La montagne, la route, le bas-côté jonché de détritus, le ciel impassible, les gens qu’on salue, « Yassas ! », qu’on sollicite pour de l’eau ou pour une direction, « parakalo ! », qu’on remercie pour un brin de causette ou un sac de mandarine, « efkaristo ! ». Des chansons pour repousser les kilomètres, des blagues et des rires.

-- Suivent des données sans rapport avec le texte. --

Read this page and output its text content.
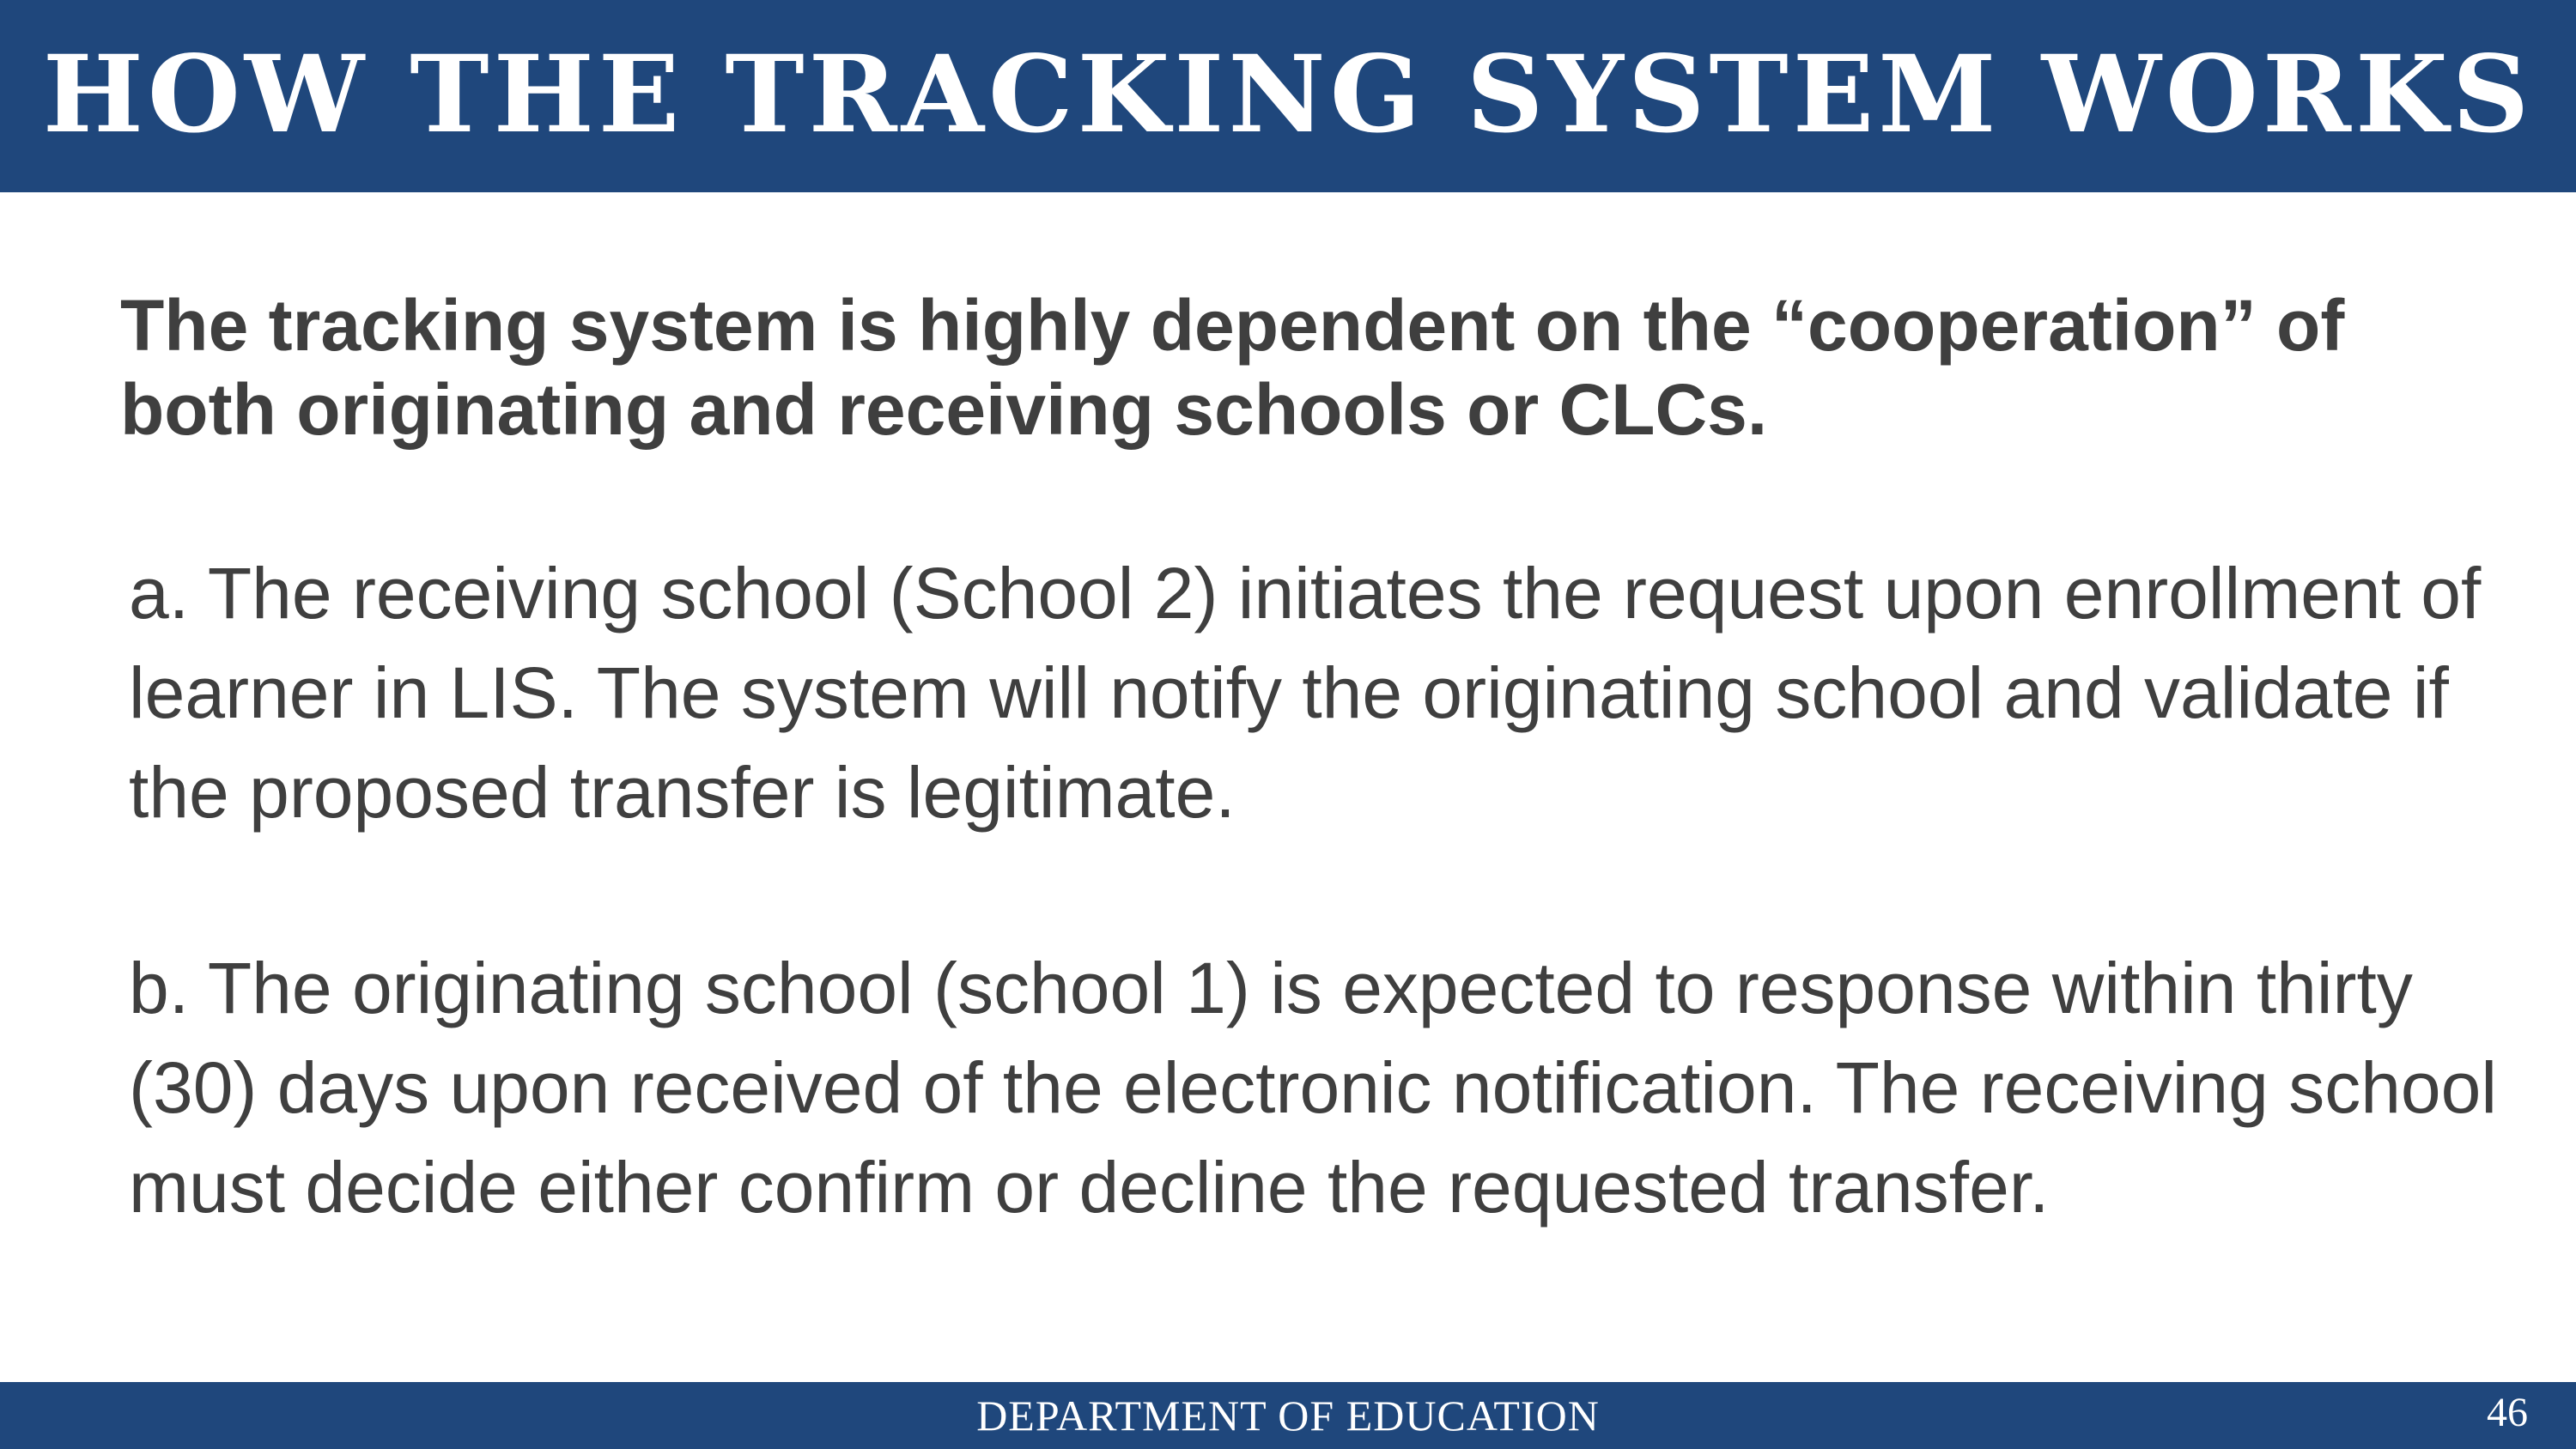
HOW THE TRACKING SYSTEM WORKS

The tracking system is highly dependent on the “cooperation” of both originating and receiving schools or CLCs.

a. The receiving school (School 2) initiates the request upon enrollment of learner in LIS. The system will notify the originating school and validate if the proposed transfer is legitimate.

b. The originating school (school 1) is expected to response within thirty (30) days upon received of the electronic notification. The receiving school must decide either confirm or decline the requested transfer.

DEPARTMENT OF EDUCATION	46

Je pourrais écrire encore des pages et des pages.

Mykonos, la chambre ouverte aux quatre vents avec vue sur le port, Quichotte, Sancho et Pança sous les moulins à vent, le boulanger et la Fanette, le coucher de soleil sur Délos et les pommes de terre cuites dans la braise de la nuit la plus longue ; Athènes et son dieu de bronze défiant l’éternité…

Mais il faut se comporter correctement quand on est invité, même sur un blog, et ne pas prendre trop de place !

« La Grèce est un état d’esprit. Et cela vaut mieux ainsi. C’est le meilleur moyen de la garder intacte au fond du cœur, d’éviter toute désillusion. »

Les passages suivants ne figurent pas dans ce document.